KISSADAN HİSSE: Emeksiz, çilesiz elde edilen mal ve kazanç hayır getirmez.
İKİNCİ HİSSE: Kötü niyet, sonunda sahibini helak eder.
ÜÇÜNCÜ HİSSE: Altın, erdemin olduğu yerde bir işe yarar.
Bir yolcu gemisi denizde gidiyormuş. Yolculardan genç ve güzel bir kız güvertede gezinirken nasıl olmuşsa denize düşmüş. “-Kız denize düştü, yok mu can kurtaran!” diye bağırmışlar.
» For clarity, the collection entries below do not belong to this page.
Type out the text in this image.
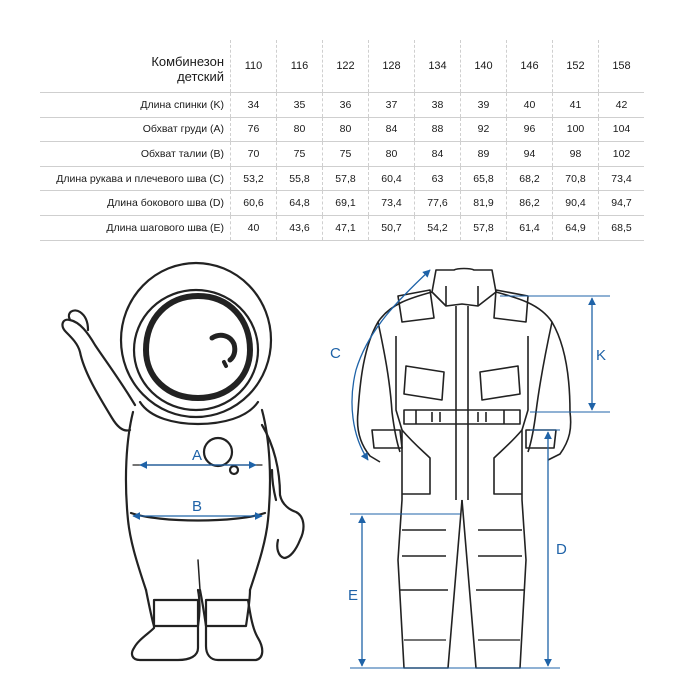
Комбинезон
детский	110	116	122	128	134	140	146	152	158
Длина спинки (K)	34	35	36	37	38	39	40	41	42
Обхват груди (A)	76	80	80	84	88	92	96	100	104
Обхват талии (B)	70	75	75	80	84	89	94	98	102
Длина рукава и плечевого шва (C)	53,2	55,8	57,8	60,4	63	65,8	68,2	70,8	73,4
Длина бокового шва (D)	60,6	64,8	69,1	73,4	77,6	81,9	86,2	90,4	94,7
Длина шагового шва (E)	40	43,6	47,1	50,7	54,2	57,8	61,4	64,9	68,5
A
B
C	K
D
E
Herkes güvertede toplanmış. Deniz bir hayli dalgalıymış. Hiç kimse kızı kurtarmak için denize atlamaya cesaret edemezken gariban kılıklı bir adam atlayıvermiş ve kızı kurtarmış. Gemi kaptanı, gariban kurtarıcıyı tebrik edip; “Dile benden ne dilersen?” demiş. Gariban biraz şaşkın ve biraz da öfkeli; “Beni arkamdan kim itti denize, siz önce onu söyleyin bana?” diye çıkışmış.
KISSADAN HİSSE: Kahramanların sayısı sanıldığından daha azdır.
İKİNCİ HİSSE: İster gönüllü kurtarıcı ol, ister zoraki kurtarıcı; yeter ki kurtar. Ama kurtarıcı rolü oynayıp göz boyama!
ÜÇÜNCÜ HİSSE: Fedakârlığının karşılığını beklemeyen kurtarıcı ender çıkar.